I thought "purpose" and "value" were interesting but I agree not evaluable.

 > For example, take a search engine that stores copies of the pages that its crawlers retrieve and then provides users with access to these stored copies at a separate URI. Is this a cache or an archive?

Interesting hybrid case. Clearly not a "cache" in the classical sense of caching. Not clearly an "archive", though.
 
> You could view the purpose of the copy as being a means of improving network performance (in its general sense)

Oh no, I didn't think a "cache" improved performance in its general sense. I meant specifically about latency of retrieval,  lessening the time it takes to do something without interfering significantly with the operation.

> ... because it enables users to continue to access information even when the origin server is inaccessible. 

That's an archival function, not a cache function.

> Certainly, a search engine will only keep one copy of the page and will endeavour to keep that copy up to date, and the more out of date the page, the less valuable it is for the search engine's primary task of providing people with up-to-date relevant information.

good point, demonstrating that the "value" dimension isn't criterial.

> On the other hand, the search engine will probably keep its copy around for a little while even if the original page disappears (and provides benefit to its users by doing so). It won't obey any of the Cache-control headers that were present when the page was retrieved when someone accesses the search engine's copy (at its separate URI): it is explicitly providing access to a copy just as an archive does.

I'm not sure of the relationship of cache control headers to robots.txt. I would think that a page that is marked "do not cache ever" should also not get retained by a search engine.

> Another example is the UK Government Web Continuity project, which you would generally classify as an archive (it provides copies at separate URIs, keeps them indefinitely) but has an additional purpose of providing continuing access to material which is removed from department websites -- this being particularly important after a change of administration.

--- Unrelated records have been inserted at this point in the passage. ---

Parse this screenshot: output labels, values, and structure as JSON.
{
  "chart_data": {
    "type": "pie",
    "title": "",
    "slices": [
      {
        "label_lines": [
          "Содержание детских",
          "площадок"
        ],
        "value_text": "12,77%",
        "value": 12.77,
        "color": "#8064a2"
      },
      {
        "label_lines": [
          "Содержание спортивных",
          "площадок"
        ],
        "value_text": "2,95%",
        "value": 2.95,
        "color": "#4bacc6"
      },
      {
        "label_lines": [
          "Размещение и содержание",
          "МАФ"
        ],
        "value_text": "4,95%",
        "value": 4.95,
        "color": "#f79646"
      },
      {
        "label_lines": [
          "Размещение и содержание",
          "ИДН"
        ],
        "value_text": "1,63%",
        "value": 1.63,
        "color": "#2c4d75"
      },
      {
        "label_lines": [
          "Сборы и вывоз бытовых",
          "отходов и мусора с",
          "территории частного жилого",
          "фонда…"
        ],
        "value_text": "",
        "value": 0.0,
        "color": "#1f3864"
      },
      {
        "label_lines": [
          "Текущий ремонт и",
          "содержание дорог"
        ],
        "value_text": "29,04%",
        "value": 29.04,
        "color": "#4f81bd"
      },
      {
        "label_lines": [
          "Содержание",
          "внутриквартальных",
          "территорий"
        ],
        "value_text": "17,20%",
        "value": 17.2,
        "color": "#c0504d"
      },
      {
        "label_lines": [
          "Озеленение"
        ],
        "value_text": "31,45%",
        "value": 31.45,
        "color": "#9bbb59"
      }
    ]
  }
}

When used for *that* purpose, the value of the pages in the archive diminishes over time, as the pages become older and out of date.


Hmmm, this sounds purely like an archive, and I just disagree with your "value ... diminishes over time ..."
 
> So let's see if we can find a different term than 'cache' for the general concept, explore these different features, and try to pin down the definitions of 'cache' and 'archive' more tightly. Perhaps there are existing definitions we can reuse?
> 

"server with copy of stuff"

covers both "cache" and "archive", do we need anything fancier?

Received on Friday, 8 April 2011 19:10:02 UTC